What is the best food for my puppy? The best dog food for your puppy will contain the healthy proteins, fats, fruits, and vegetables that they need to sustain a healthy lifestyle.

High-quality puppy food products contain zero filler or animal byproducts, so you can be sure your puppy is eating nothing but what its body needs to remain healthy.

Can puppies be overfed? Yes. It takes time for a puppy to learn when to stop eating. A puppy’s digestive system is very delicate. Therefore, puppies who overeat will typically vomit to relieve the pressure on their distended stomachs. 

Assuming your puppy manages to keep their food down, they will almost certainly experience diarrhea shortly after. Chronic overeating can result in chronic diarrhea that can last for weeks, even months.  

Excessive calories from overfeeding me may lead to weight gain, which is detrimental to your puppy’s healthy development. If you can’t feel your puppy’s ribs under your fingers, they are too heavy. Before you put your limit your puppy’s diet, we recommend consulting your vet on how to safely cut back their caloric intake. 

To avoid this unpleasant issue, we recommend instill a feeding schedule. Feeding your puppy moistened dry puppy food, 3 to 5 times per day for no longer than 10 minutes per feeding.   

After 10 minutes remove their food even if they haven’t finished, though 10 minutes should provide enough time for your puppy to consume the entire meal.  

What are the best times to feed a puppy? The best times to feed your puppy are at 7 a.m., noontime for lunch, and 5 p.m. for dinner. The last meal should always be around 5 p.m. so that they have enough time to digest their food and go potty one last time before bedtime. 

How often should puppies drink water? Often.
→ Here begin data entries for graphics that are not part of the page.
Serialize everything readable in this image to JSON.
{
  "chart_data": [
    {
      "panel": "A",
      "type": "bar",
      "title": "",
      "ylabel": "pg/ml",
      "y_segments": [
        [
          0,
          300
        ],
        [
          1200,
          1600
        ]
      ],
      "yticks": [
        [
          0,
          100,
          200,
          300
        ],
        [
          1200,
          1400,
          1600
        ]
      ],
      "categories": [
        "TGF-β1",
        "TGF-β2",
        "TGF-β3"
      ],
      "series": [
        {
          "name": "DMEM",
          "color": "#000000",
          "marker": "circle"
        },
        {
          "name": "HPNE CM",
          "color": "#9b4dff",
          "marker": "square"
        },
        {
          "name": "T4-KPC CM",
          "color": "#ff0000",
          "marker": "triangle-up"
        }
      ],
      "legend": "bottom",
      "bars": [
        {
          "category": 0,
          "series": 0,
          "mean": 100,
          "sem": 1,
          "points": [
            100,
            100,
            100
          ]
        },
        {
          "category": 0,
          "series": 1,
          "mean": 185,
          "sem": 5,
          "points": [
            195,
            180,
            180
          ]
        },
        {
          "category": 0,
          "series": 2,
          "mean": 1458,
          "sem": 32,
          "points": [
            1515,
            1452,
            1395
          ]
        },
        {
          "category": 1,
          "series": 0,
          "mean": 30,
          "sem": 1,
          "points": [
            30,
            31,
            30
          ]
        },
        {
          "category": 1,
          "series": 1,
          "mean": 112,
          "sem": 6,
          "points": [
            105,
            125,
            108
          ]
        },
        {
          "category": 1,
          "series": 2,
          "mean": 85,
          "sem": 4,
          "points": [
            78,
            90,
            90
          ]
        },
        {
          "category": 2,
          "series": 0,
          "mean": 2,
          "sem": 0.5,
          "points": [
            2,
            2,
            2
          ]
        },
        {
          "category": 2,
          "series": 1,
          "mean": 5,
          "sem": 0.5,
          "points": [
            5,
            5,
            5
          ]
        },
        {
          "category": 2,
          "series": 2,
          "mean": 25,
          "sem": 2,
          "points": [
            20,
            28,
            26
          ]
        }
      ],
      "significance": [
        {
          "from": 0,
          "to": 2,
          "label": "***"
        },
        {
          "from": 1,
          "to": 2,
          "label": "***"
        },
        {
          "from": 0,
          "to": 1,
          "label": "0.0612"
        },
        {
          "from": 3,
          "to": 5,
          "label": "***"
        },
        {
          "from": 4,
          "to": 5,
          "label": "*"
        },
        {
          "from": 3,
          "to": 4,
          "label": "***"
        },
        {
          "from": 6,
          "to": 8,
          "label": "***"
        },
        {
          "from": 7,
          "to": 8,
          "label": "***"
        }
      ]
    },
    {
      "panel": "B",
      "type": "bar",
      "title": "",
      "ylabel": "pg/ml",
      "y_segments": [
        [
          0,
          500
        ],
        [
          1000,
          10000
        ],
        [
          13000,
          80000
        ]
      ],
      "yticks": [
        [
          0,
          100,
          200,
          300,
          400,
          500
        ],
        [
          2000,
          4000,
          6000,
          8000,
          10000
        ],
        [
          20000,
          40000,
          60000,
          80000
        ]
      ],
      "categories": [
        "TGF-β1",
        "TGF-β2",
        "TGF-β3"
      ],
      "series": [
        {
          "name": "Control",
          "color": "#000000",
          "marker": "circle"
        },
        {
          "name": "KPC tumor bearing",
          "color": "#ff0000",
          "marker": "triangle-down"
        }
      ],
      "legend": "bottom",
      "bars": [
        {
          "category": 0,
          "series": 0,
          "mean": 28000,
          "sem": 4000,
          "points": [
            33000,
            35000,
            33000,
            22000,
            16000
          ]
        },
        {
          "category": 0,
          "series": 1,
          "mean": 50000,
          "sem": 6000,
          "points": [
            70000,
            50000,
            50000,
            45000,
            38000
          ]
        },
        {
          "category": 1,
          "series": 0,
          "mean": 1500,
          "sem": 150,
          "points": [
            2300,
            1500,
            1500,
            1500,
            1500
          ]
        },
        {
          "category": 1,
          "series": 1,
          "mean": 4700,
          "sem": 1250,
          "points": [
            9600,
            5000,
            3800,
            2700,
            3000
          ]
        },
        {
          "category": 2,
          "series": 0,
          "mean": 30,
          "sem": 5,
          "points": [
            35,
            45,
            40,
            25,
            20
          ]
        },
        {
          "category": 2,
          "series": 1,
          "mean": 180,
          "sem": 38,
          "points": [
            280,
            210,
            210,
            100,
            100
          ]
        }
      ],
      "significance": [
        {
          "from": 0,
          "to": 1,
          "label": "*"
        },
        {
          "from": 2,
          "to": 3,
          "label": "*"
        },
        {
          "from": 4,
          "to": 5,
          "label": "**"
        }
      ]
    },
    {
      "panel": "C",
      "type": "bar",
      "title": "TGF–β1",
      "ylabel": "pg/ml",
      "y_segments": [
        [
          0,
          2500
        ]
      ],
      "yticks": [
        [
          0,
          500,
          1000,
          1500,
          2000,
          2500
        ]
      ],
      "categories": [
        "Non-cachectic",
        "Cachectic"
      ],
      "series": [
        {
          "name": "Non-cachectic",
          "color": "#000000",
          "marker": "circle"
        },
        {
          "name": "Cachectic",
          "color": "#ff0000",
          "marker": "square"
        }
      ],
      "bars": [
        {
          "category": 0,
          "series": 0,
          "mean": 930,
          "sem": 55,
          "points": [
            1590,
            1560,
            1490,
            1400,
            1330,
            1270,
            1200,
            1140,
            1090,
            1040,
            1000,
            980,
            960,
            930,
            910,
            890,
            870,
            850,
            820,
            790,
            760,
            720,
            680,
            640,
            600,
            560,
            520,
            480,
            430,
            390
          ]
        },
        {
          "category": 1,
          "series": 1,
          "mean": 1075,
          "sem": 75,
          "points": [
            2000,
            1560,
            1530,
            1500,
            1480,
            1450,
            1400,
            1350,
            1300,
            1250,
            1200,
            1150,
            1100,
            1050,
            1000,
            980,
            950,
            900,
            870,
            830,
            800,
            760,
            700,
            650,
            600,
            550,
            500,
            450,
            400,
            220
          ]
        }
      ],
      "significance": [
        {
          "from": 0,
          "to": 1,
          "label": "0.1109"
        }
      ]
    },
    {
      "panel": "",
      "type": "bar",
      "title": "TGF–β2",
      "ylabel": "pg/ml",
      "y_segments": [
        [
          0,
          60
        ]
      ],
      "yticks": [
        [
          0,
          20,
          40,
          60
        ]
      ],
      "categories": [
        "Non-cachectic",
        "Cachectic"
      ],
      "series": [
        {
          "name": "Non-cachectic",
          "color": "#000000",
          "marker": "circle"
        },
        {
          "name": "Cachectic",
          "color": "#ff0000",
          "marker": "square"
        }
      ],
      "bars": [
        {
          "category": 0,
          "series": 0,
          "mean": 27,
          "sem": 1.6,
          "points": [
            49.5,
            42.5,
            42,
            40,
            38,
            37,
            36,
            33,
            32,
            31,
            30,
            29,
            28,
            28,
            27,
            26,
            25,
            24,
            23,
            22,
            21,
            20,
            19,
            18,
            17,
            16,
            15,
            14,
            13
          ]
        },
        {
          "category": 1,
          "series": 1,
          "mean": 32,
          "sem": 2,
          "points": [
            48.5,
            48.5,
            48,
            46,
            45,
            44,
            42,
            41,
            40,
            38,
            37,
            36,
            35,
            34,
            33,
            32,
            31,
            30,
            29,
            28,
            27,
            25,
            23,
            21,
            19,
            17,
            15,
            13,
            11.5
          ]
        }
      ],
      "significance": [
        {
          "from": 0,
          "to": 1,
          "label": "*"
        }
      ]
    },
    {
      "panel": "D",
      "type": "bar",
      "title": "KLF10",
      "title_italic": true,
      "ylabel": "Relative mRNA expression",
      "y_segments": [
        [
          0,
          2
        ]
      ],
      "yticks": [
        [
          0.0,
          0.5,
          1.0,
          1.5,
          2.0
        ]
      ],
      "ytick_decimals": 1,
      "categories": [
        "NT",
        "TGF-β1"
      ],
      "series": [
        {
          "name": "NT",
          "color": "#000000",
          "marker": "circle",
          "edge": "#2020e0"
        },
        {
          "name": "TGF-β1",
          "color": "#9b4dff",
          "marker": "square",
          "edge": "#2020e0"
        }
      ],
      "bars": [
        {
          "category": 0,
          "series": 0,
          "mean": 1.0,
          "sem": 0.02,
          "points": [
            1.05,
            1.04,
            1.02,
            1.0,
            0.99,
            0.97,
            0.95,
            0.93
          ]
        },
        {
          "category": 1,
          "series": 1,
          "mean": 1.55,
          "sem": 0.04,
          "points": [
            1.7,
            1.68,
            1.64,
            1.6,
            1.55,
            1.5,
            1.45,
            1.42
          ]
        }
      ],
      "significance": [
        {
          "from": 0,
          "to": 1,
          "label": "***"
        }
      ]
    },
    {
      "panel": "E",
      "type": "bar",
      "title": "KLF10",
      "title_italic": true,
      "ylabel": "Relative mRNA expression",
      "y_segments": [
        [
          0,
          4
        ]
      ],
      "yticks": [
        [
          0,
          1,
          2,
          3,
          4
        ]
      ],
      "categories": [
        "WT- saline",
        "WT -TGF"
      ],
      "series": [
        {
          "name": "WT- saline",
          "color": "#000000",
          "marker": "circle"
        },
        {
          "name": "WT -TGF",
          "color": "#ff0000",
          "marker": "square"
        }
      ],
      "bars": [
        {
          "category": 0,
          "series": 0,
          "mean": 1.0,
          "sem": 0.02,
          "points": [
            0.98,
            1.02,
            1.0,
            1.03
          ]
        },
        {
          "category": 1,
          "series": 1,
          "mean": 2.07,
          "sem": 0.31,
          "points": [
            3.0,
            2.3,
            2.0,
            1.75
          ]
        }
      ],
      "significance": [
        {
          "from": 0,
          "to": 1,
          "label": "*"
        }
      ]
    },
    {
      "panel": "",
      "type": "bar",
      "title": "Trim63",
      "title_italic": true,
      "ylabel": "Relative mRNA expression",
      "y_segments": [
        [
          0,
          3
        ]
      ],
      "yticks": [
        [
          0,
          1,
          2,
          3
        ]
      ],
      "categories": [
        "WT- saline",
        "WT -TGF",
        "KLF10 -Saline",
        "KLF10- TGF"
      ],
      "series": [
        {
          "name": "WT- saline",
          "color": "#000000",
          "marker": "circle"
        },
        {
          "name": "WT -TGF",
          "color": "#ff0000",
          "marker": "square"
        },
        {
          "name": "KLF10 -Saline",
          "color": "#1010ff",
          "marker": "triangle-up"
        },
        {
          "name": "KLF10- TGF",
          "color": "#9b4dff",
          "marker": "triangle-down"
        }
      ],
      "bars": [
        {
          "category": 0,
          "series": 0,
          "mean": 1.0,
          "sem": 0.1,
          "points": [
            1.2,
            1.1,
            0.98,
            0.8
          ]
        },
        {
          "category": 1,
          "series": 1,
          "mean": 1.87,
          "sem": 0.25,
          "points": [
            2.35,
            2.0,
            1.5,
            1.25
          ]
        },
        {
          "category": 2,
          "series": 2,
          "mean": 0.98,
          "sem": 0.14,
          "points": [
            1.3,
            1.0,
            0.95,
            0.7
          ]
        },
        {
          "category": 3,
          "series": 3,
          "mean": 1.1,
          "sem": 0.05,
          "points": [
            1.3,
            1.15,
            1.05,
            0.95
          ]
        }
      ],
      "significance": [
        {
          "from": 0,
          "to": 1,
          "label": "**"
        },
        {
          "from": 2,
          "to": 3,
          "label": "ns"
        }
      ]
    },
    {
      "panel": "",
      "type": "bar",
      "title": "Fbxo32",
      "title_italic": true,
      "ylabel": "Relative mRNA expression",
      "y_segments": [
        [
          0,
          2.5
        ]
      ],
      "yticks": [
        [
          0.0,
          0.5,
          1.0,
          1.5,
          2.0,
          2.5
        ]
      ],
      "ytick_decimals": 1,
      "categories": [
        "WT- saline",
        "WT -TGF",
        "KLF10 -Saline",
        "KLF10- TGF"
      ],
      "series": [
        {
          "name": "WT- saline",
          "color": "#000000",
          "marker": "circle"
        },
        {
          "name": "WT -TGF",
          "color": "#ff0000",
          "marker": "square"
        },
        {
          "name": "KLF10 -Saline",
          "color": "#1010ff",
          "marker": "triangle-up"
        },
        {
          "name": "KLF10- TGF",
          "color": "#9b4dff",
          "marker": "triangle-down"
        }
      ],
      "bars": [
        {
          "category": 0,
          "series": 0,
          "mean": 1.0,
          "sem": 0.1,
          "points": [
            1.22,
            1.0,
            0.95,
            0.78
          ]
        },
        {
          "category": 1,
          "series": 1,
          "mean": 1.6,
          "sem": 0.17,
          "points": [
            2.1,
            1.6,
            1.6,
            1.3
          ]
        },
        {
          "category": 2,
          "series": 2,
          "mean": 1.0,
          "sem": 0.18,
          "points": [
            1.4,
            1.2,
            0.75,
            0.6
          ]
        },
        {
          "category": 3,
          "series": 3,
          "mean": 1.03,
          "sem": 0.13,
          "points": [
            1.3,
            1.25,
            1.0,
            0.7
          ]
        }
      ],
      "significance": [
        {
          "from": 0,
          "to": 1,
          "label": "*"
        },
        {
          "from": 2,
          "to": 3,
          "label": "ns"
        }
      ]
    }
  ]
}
Puppies should always have access to fresh, clean water. If you notice your puppy’s water bowl is empty, you should fill it up right away. 

Is it OK to give a puppy regular dog food? It is very important to your puppy’s healthy development that it be feed a diet designed to meet its nutritional requirements. However, a meal or two of adult dog food can suffice if you find yourself in a bind. Though any new food may upset their stomach, a small amount of adult food shouldn’t hurt. 

What foods should be avoided? Puppies are carnivores who will never require corn, wheat or gluten in their diet. Owners should avoid dog foods that contain any ingredients derived from corn, wheat or gluten, and artificial ingredients such as: 

  • White Flour 
  • MSG 
  • Gluten 
  • Corn Syrup 
  • Rendered Fat 
  • Vegetable Oil 
  • Animal By-Products 
  • Brewers Rice 
  • Corn 
  • Animal Digest 

Your puppy is unlikely to turn down a snack, so owners should avoid feeding their puppy “human food” and completely avoid foods that contain: 

  • Chocolate & Dairy 
  • Onions  
  • Garlic 
  • Caffeine
  • Grapes 
  • Nuts  
  • Pitted Fruit 
  • Salt
  • Yeast
  • Soy 

Final Thoughts  

One of the most significant decisions you can make for your puppy is determining what it will eat. By feeding your puppy a nutritious diet on a regular basis you ensure it receives the vitamins and minerals it needs to grow into a healthy, happy adult dog.  

So long as you’re willing to consult with your veterinarian and commit to feeding your puppy only the highest-quality puppy food, then chances are high your puppy will enjoy an excellent quality of life. 

Your entire household should be dedicated to your puppy’s feeding regimen. Your puppy will find it and exploit any possible handouts, thereby reversing all of the good you are trying to do. Keeping a puppy healthy and on its feeding schedule takes a conscious effort from everyone in the household.